Urusan selesai. Tak berselang lama, kedua buruh ini beranjak menuju ke lokasi kerja awal di area dalam perumahan itu. Namun, apes. Di tengah perjalanan polisi datang menyetop. Seperti drama yang sudah direncanakan.

Singkat cerita, keduanya digiring menuju Polres Tapin untuk dilakukan pemeriksaan beserta satu unit truk nomor polisi DA 8307 HG.

“Ada satu pekerja lagi yang dibawa ke Polres Tapin, namanya Yohanes. Saat ditangkap ia berada di basecamp, sedang sakit kepala. Namun, setelah diperiksa ia dilepaskan karena disebut tak terbukti terlibat,” ujar Hartinudin.

Hartinudin menerangkan, pada pukul 22:27 WITA, pihak kepolisian memanggil Direktur PT Anugerah Berkah Bersama yakni Henry Lubis melalui pesan WhatsApp.

Esok harinya, Selasa (15/4) Lubis memenuhi panggilan itu : untuk diperiksa di ruang Tipidter, turut disambut Kasat Satreskrim Polres Tapin AKP Galih. Lubis dicecar sejumlah pertanyaan soal anak buahnya yang ditangkap hingga diminta mengenai dokumen perizinan perusahaan.

Setelah dialog panjang. Pihak kepolisian menyatakan akan menindak secara normatif. Usai memenuhi agenda itu, lalu Lubis dipersilahkan untuk pulang.

Pada tanggal 19 April, Lubis kembali dipanggil diminta sebagai saksi atas kasus yang menimpa usaha dan anak buahnya itu.

Pada sidang praperadilan ini, Hartinudin menuding pihak kepolisian cacat secara hukum untuk menetapkan status tersangka dan penahanan terhadap Roni dan Umar.

“Tiga hari setelah penangkapan (17 April). Barulah surat penetapan tersangka dan penahanan terhadap Roni dan Umar diberikan oleh pihak Polres Tapin kepada pihak keluarga. Hal tersebut merupakan pelanggaran terhadap prosedur hukum dan asas legalitas dalam sistem peradilan pidana berakibat penangkapan tidak sah,” ujarnya.

Kasat Reskrim Polres Tapin AKP Galih Putra Wiratama tak menampik jebakan batman yang dilakukan itu. Ia bilang itu satu keharusan. “Undercover buy pasal 3 ayat ( 1 ) dalam perkaba 1 tahun 2022,” ujarnya.

Dikatakannya, undercover buy adalah pelaksanaan penyelidikan yang dilakukan untuk mengamankan secara holistik barang bukti dan orang yang diduga sebagai pelaku tindak pidana.

“Yang mana pada kegiatan undercover buy tersebut berdasarkan surat perintah tugas dan kemudian membuat laporan hasil pelaksanaan,” lanjutnya.

Pada konteks, Roni dan Umar.

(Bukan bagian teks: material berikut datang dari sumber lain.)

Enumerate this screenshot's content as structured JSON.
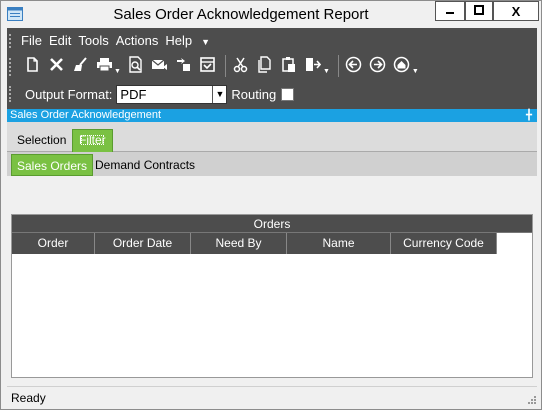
{
  "window": {
    "title": "Sales Order Acknowledgement Report",
    "minimize_label": "",
    "maximize_label": "",
    "close_label": "X"
  },
  "menu": {
    "items": [
      "File",
      "Edit",
      "Tools",
      "Actions",
      "Help"
    ]
  },
  "toolbar": {
    "icons": [
      "new-icon",
      "delete-icon",
      "clear-icon",
      "print-icon",
      "print-preview-icon",
      "email-icon",
      "generate-icon",
      "schedule-icon",
      "cut-icon",
      "copy-icon",
      "paste-icon",
      "exit-icon",
      "back-icon",
      "forward-icon",
      "home-icon"
    ]
  },
  "output": {
    "label": "Output Format:",
    "value": "PDF",
    "routing_label": "Routing",
    "routing_checked": false
  },
  "panel": {
    "title": "Sales Order Acknowledgement"
  },
  "tabs_main": [
    {
      "label": "Selection",
      "selected": false
    },
    {
      "label": "Filter",
      "selected": true
    }
  ],
  "tabs_sub": [
    {
      "label": "Sales Orders",
      "selected": true
    },
    {
      "label": "Demand Contracts",
      "selected": false
    }
  ],
  "grid": {
    "title": "Orders",
    "columns": [
      "Order",
      "Order Date",
      "Need By",
      "Name",
      "Currency Code"
    ],
    "rows": []
  },
  "status": {
    "text": "Ready"
  },
  "colors": {
    "accent_blue": "#1ba1e2",
    "accent_green": "#7ac143",
    "dark_bar": "#4d4d4d"
  }
}
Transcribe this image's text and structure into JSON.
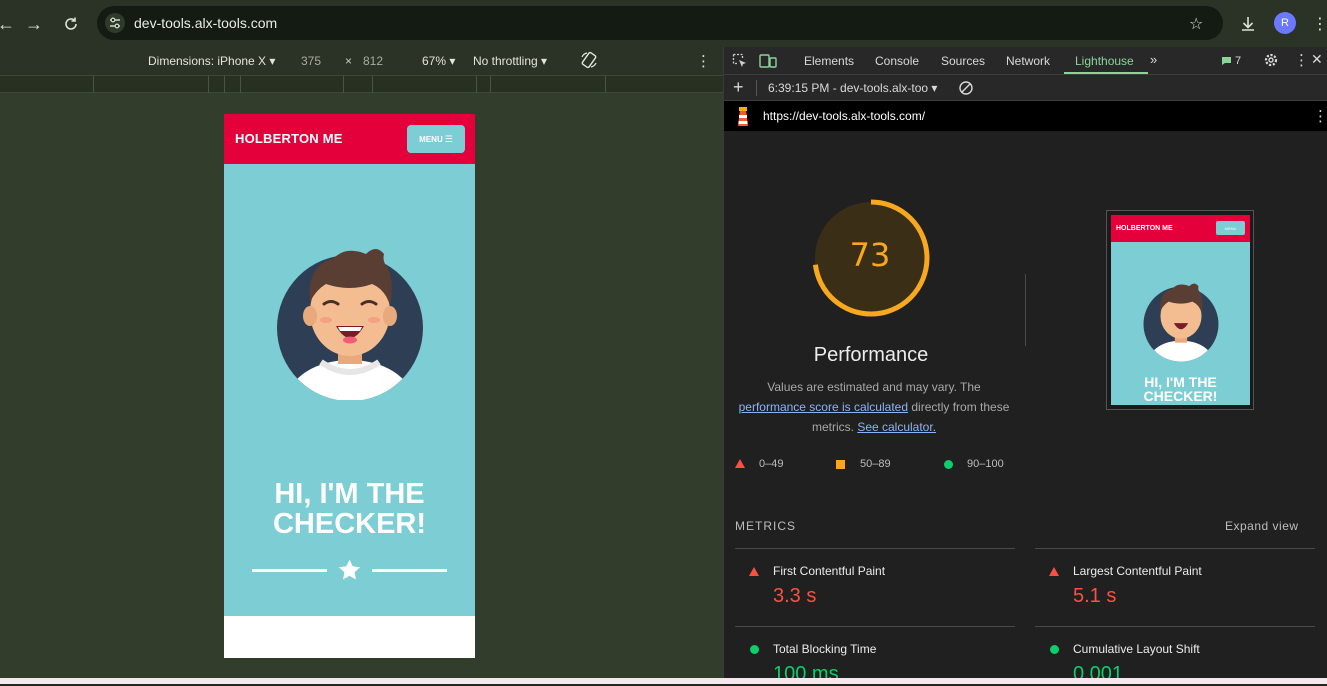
{
  "browser": {
    "url": "dev-tools.alx-tools.com",
    "avatar_letter": "R"
  },
  "device_toolbar": {
    "dimensions_label": "Dimensions: iPhone X",
    "width": "375",
    "times": "×",
    "height": "812",
    "zoom": "67%",
    "throttling": "No throttling"
  },
  "page": {
    "brand": "HOLBERTON ME",
    "menu_label": "MENU",
    "headline_line1": "HI, I'M THE",
    "headline_line2": "CHECKER!"
  },
  "devtools": {
    "tabs": [
      "Elements",
      "Console",
      "Sources",
      "Network",
      "Lighthouse"
    ],
    "issues_count": "7",
    "report_selector": "6:39:15 PM - dev-tools.alx-too",
    "report_url": "https://dev-tools.alx-tools.com/",
    "score": "73",
    "score_value": 73,
    "category": "Performance",
    "desc_part1": "Values are estimated and may vary. The",
    "desc_link1": "performance score is calculated",
    "desc_part2": "directly from these",
    "desc_part3": "metrics.",
    "desc_link2": "See calculator.",
    "legend": [
      "0–49",
      "50–89",
      "90–100"
    ],
    "metrics_heading": "METRICS",
    "expand_view": "Expand view",
    "metrics": [
      {
        "label": "First Contentful Paint",
        "value": "3.3 s"
      },
      {
        "label": "Largest Contentful Paint",
        "value": "5.1 s"
      },
      {
        "label": "Total Blocking Time",
        "value": "100 ms"
      },
      {
        "label": "Cumulative Layout Shift",
        "value": "0.001"
      }
    ],
    "thumbnail": {
      "brand": "HOLBERTON ME",
      "menu": "MENU",
      "line1": "HI, I'M THE",
      "line2": "CHECKER!"
    }
  },
  "colors": {
    "brand_red": "#e4003b",
    "teal": "#7ccdd4",
    "score_orange": "#f7a81e",
    "fail_red": "#ff4e42",
    "pass_green": "#0cce6b",
    "active_tab_green": "#8ad49a"
  }
}
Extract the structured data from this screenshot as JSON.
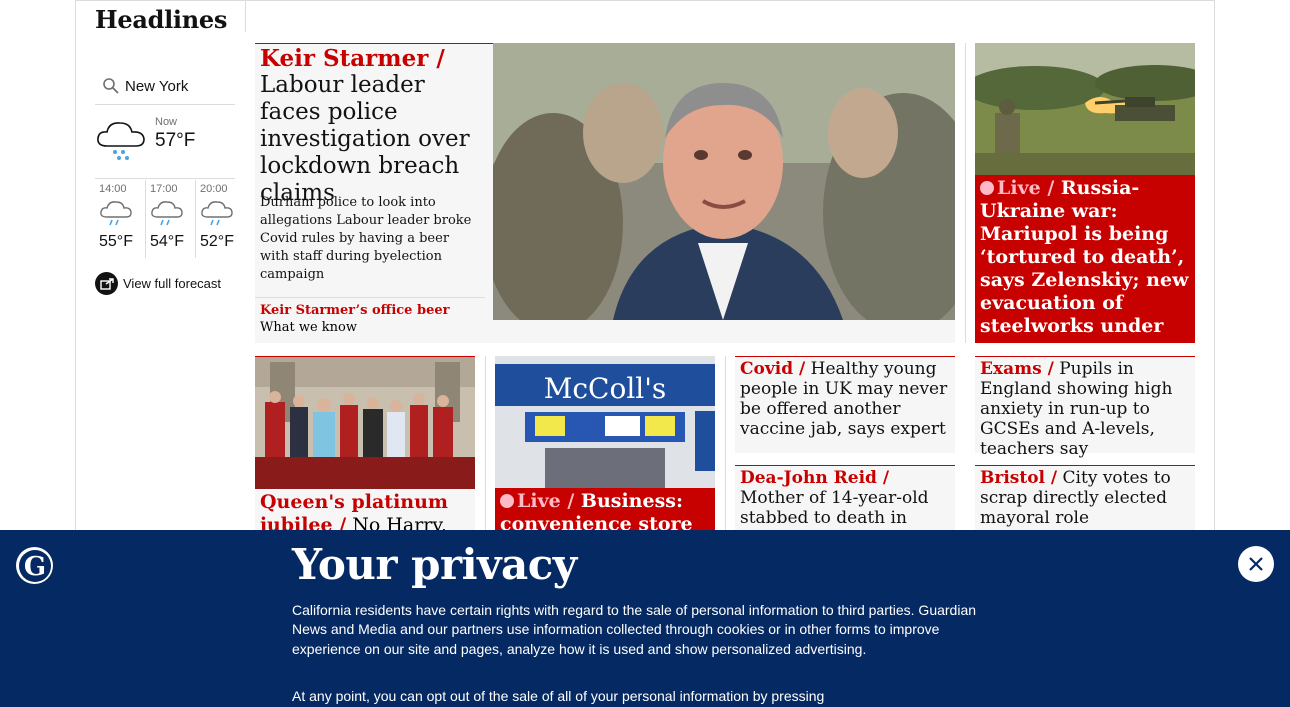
{
  "section": {
    "title": "Headlines"
  },
  "weather": {
    "city": "New York",
    "now_label": "Now",
    "now_temp": "57°F",
    "forecast": [
      {
        "time": "14:00",
        "temp": "55°F"
      },
      {
        "time": "17:00",
        "temp": "54°F"
      },
      {
        "time": "20:00",
        "temp": "52°F"
      }
    ],
    "link_label": "View full forecast"
  },
  "lead": {
    "kicker": "Keir Starmer /",
    "headline": "Labour leader faces police investigation over lockdown breach claims",
    "standfirst": "Durham police to look into allegations Labour leader broke Covid rules by having a beer with staff during byelection campaign",
    "sublink_kicker": "Keir Starmer’s office beer",
    "sublink_text": "What we know"
  },
  "live_card": {
    "live": "Live /",
    "headline": "Russia-Ukraine war: Mariupol is being ‘tortured to death’, says Zelenskiy; new evacuation of steelworks under way"
  },
  "card_jubilee": {
    "kicker": "Queen's platinum jubilee /",
    "headline": "No Harry,"
  },
  "card_business": {
    "live": "Live /",
    "headline": "Business: convenience store",
    "shop_sign": "McColl's"
  },
  "small_cards": [
    {
      "kicker": "Covid /",
      "headline": "Healthy young people in UK may never be offered another vaccine jab, says expert"
    },
    {
      "kicker": "Exams /",
      "headline": "Pupils in England showing high anxiety in run-up to GCSEs and A-levels, teachers say"
    },
    {
      "kicker": "Dea-John Reid /",
      "headline": "Mother of 14-year-old stabbed to death in Birmingham says"
    },
    {
      "kicker": "Bristol /",
      "headline": "City votes to scrap directly elected mayoral role"
    }
  ],
  "privacy": {
    "title": "Your privacy",
    "body": "California residents have certain rights with regard to the sale of personal information to third parties. Guardian News and Media and our partners use information collected through cookies or in other forms to improve experience on our site and pages, analyze how it is used and show personalized advertising.",
    "body2": "At any point, you can opt out of the sale of all of your personal information by pressing"
  }
}
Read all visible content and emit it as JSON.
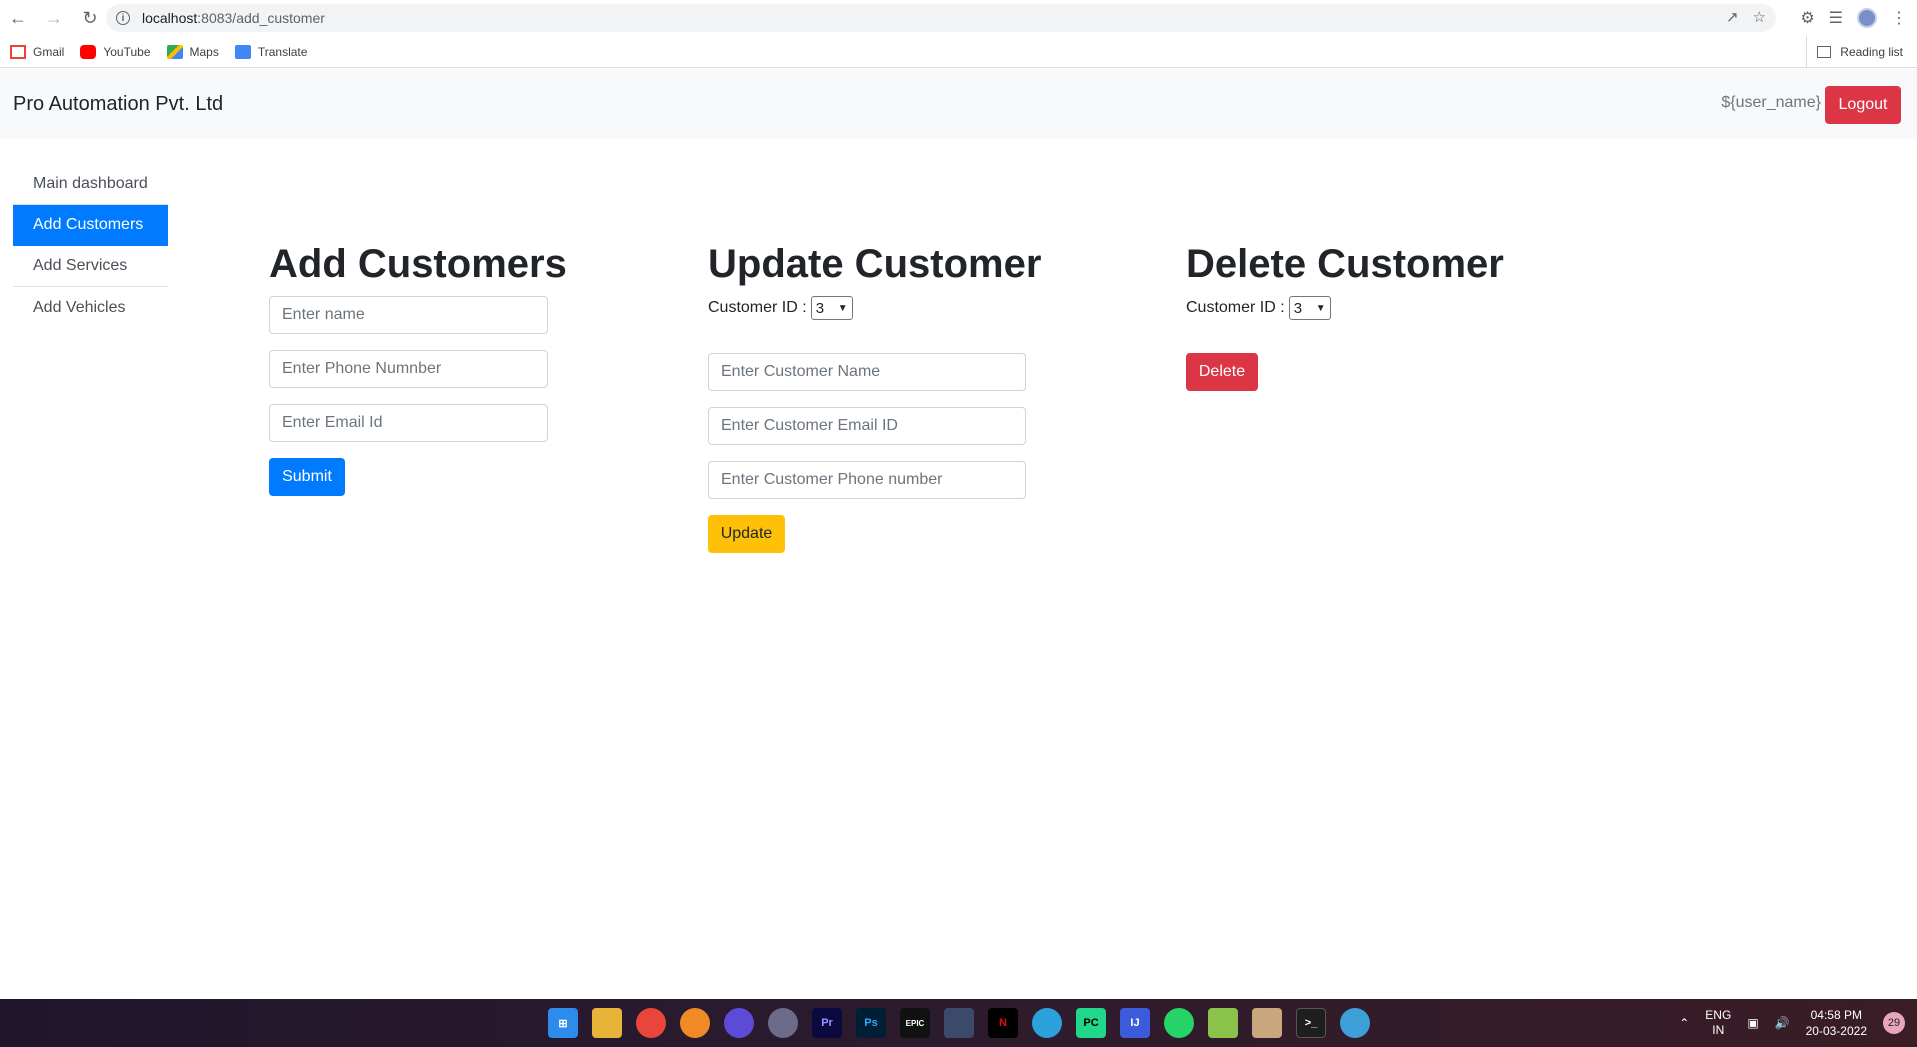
{
  "browser": {
    "url_host": "localhost",
    "url_path": ":8083/add_customer",
    "bookmarks": [
      "Gmail",
      "YouTube",
      "Maps",
      "Translate"
    ],
    "reading_list": "Reading list"
  },
  "navbar": {
    "brand": "Pro Automation Pvt. Ltd",
    "username": "${user_name}",
    "logout_label": "Logout"
  },
  "sidebar": {
    "items": [
      {
        "label": "Main dashboard"
      },
      {
        "label": "Add Customers"
      },
      {
        "label": "Add Services"
      },
      {
        "label": "Add Vehicles"
      }
    ]
  },
  "add_customers": {
    "title": "Add Customers",
    "name_placeholder": "Enter name",
    "phone_placeholder": "Enter Phone Numnber",
    "email_placeholder": "Enter Email Id",
    "submit_label": "Submit"
  },
  "update_customer": {
    "title": "Update Customer",
    "id_label": "Customer ID :",
    "id_value": "3",
    "name_placeholder": "Enter Customer Name",
    "email_placeholder": "Enter Customer Email ID",
    "phone_placeholder": "Enter Customer Phone number",
    "update_label": "Update"
  },
  "delete_customer": {
    "title": "Delete Customer",
    "id_label": "Customer ID :",
    "id_value": "3",
    "delete_label": "Delete"
  },
  "taskbar": {
    "lang_top": "ENG",
    "lang_bottom": "IN",
    "time": "04:58 PM",
    "date": "20-03-2022",
    "notifications": "29"
  },
  "colors": {
    "primary": "#007bff",
    "danger": "#dc3545",
    "warning": "#ffc107"
  }
}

AKP Galih mengatakan apabila tak dilakukan siasat itu maka potensi alur tindak pidana pembelian tanah urug tersebut terputus. “Tentunya akan menyulitkan pada saat pembuktian tindak pidana yang dilakukan oleh pelaku,” ujarnya.

Menyoal terkait, proses penetapan tersangka dan penahanan yang dituding cacat secara hukum : Galih tak merespon.

Bebaskan, Atas Nama HAM

Hartinudin bilang, jika laporan dibuat setelah penangkapan, maka tidak ada dasar hukum saat penangkapan dilakukan. Sebab itu penangkapan yang dilakukan pihak kepolisian terhadap Roni dan Umar menjadi : ilegal atau sewenang-wenang.

“Maka, atas segala tindakan polisi melakukan : penetapan tersangka, penangkapan dan penahanan, serta penyitaan barang dan penggeledahan atas diri tersangka dengan sendirinya menjadi tidak sah,”

“Sehingga sangat layak hakim pemeriksa perkara ini untuk memutuskan bahwa penangkapan, surat penetapan tersangka, surat perintah penangkapan dan surat perintah penahanan, surat perintah penyidikan, penggeledahan dan penyitaan dalam perkara ini tidak sah menurut hukum, oleh karena itu kedua tersangka : harus dibebaskan,” terangnya.

Memikirkan nasib dua buruh ini. Yang sejatinya adalah petani – pekerja serabutan. Cukup menyita perasaan Hartinudin.

“Terlepas dari segala hal. Perlu diingat. Ada potensi pelanggaran hak asasi manusia (HAM) dalam perkara ini. Dalam hak asasi Roni dan Umar sangat dirugikan, karena penangkapan tanpa dasar hukum. Jelas, kita bisa mengkategorikan ini adalah bentuk pelanggaran HAM, mereka ditangkap tanpa alasan yang sah dan cacat prosedural,” ucapnya.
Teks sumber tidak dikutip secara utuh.